Headless sperm is a specific type of structural defect. Previous research highlighted that patients with high proportion of headless sperm may face infertility and that their semen parameters are usually relatively lower 13, 15, 16. In addition, the incidence and proportion of headless sperm in the infertile population were higher than those in the fertile population. For fertile men, the headless sperm proportion is typically below 13% 12. Our data shows that semen parameters are negatively correlated with the proportion of headless sperm in the semen. There was no noticeable deterioration in semen parameters when the proportion of headless sperm in the semen was under 10%, and the semen parameters declined significantly when the proportion of headless sperm in semen was more than 20%. Therefore, we suggest that a proportion of headless sperm >10% may be accompanied by a decline in semen parameters and should be considered in clinical diagnosis.
A large amount of literature has confirmed that headless sperm can be caused by mutations in SUN5, PMFBP1, TSGA10, or BRDT 9, 14, 17–21. Male exposure to khat or methyl chloride and ligation of the vas deferens can also lead to the production of headless sperm 22–24. Investigations in male mice have found that loss-of-function mutations in genes involved in the production of headless sperm, such as Spata6, Hook1, Prss21, Oaz3, and Odf1, can cause fertility reduction or infertility25–28. Interestingly, no mutations of these genes have been identified in humans, which might be explained by either genetic heterogeneity underlying this syndrome or differences in the functions of these genes or in the molecular pathogenesis between mice and humans. Research on the causes of headless sperm has focused on patients with a high proportion of headless sperm in the semen. However, it is very important to also study the causes of lower proportions of headless sperm, which may explain some cases of idiopathic male infertility.
Alterations in any of the above factors could lead to abnormalities in HCTA structure, in turn causing the detachment of the sperm tail from the sperm head during spermatid elongation. Because the sperm neck is unstable, sperm heads are usually phagocytosed by Sertoli cells 4, 8, 14, 18, 29, 30 or present a higher risk of sperm fracture when subjected to mechanical stress (mix, centrifugation or micromanipulation) 26, 31. Sperm concentration as evaluated according to the WHO manual (fifth edition) standards considers only whole sperm (i.e., sperm with both a head and a tail), while free tails and heads are not counted 32. This may explain why a higher proportion of headless sperm could be associated with a lower sperm concentration.
Sperm mitochondria play a major role in sperm motility, as they are the powerhouse of the sperm 33, 34. The sperm tail is an important structure for sperm motility, and human sperm swim forward by moving their tail symmetrically from side to side 35. Under transmission electron microscopy, the intact sperm of patients whose semen also contains headless sperm often have abnormal structures, such as disassembled mitochondria and sperm tail malformations15, 36–38. These morphological abnormalities may be responsible for the decrease in sperm motility. In addition, our data also show that the motility parameters (VCL, ALH, VAP, BCF) of intact sperm are lower in semen samples containing headless sperm, confirming that among intact sperm, not only the percentage of progressive motility but also the movement type is altered. These motility parameters were reported to predict the success of IUI and IVF in couples receiving infertility treatment39–42. The results indicate that even with the same semen concentration, semen motility and normal semen morphology, males with headless sperm in semen samples may demonstrate lower fertility.

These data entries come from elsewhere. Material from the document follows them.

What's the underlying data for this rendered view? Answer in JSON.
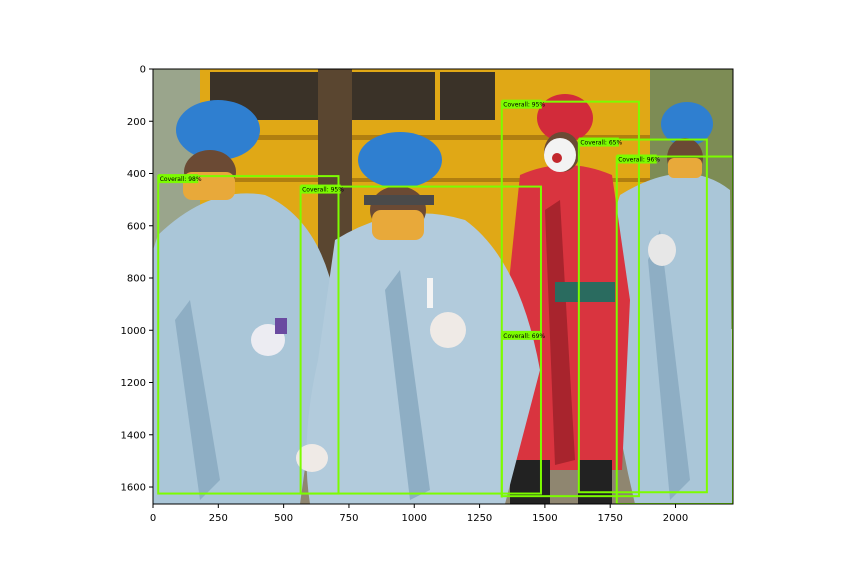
{
  "axes": {
    "x_ticks": [
      0,
      250,
      500,
      750,
      1000,
      1250,
      1500,
      1750,
      2000
    ],
    "y_ticks": [
      0,
      200,
      400,
      600,
      800,
      1000,
      1200,
      1400,
      1600
    ],
    "x_range": [
      0,
      2220
    ],
    "y_range": [
      1665,
      0
    ],
    "frame_color": "#000000"
  },
  "detections": {
    "box_color": "#7cfc00",
    "label_color": "#7cfc00",
    "boxes": [
      {
        "label": "Coverall: 98%",
        "x1": 20,
        "y1": 410,
        "x2": 710,
        "y2": 1625
      },
      {
        "label": "Coverall: 95%",
        "x1": 565,
        "y1": 450,
        "x2": 1485,
        "y2": 1625
      },
      {
        "label": "Coverall: 95%",
        "x1": 1335,
        "y1": 125,
        "x2": 1860,
        "y2": 1635
      },
      {
        "label": "Coverall: 65%",
        "x1": 1630,
        "y1": 270,
        "x2": 2120,
        "y2": 1620
      },
      {
        "label": "Coverall: 96%",
        "x1": 1775,
        "y1": 335,
        "x2": 2220,
        "y2": 1665
      },
      {
        "label": "Coverall: 69%",
        "x1": 1335,
        "y1": 1010,
        "x2": 1340,
        "y2": 1640
      }
    ]
  },
  "scene": {
    "colors": {
      "truck": "#e0a816",
      "truck_dark": "#3a3228",
      "sky": "#d9e2e6",
      "foliage": "#6c7a45",
      "ground": "#9c927a",
      "gown_blue": "#aac6d8",
      "gown_shadow": "#7d9cb2",
      "cap_blue": "#2f7fd0",
      "gown_red": "#d9343f",
      "mask_yellow": "#e8a93a",
      "glove": "#f1f1f1",
      "skin": "#6b4a34"
    }
  }
}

Our data show that semen samples containing headless sperm present other defects in sperm morphology and a higher incidence of abnormally small acrosomes. Previous studies also reported acrosome abnormalities in the intact sperm of semen samples containing headless sperm 7, 31, 43. The acrosome is formed by the trans-Golgi, and it is the unique structure of mature sperm and plays an important role in the binding of sperm and zona pellucida during fertilization 44. In 1984, Bacetti et al. reported that headless sperm can occur due to overproduction of vesicles by the Golgi complex in the region between the centrioles and nucleus 45. In a patient with headless sperm, the expression of Golgi-related genes (GOPC and VPS54) was changed; GOPC and VPS54 are important constituent proteins in the Golgi apparatus in tissue culture cells, and loss of GOPC and VPS54 affected sperm acrosome formation 19, 46–49. Our data further confirm that headless sperm and small acrosomes may be a possible result of the same pathologic morphogenic mechanism. Sperm acrosomes play an important role in sperm binding to the zona pellucida during fertilization, and abnormal acrosomes may be a reason for male infertility or fertility reduction in semen containing headless sperm.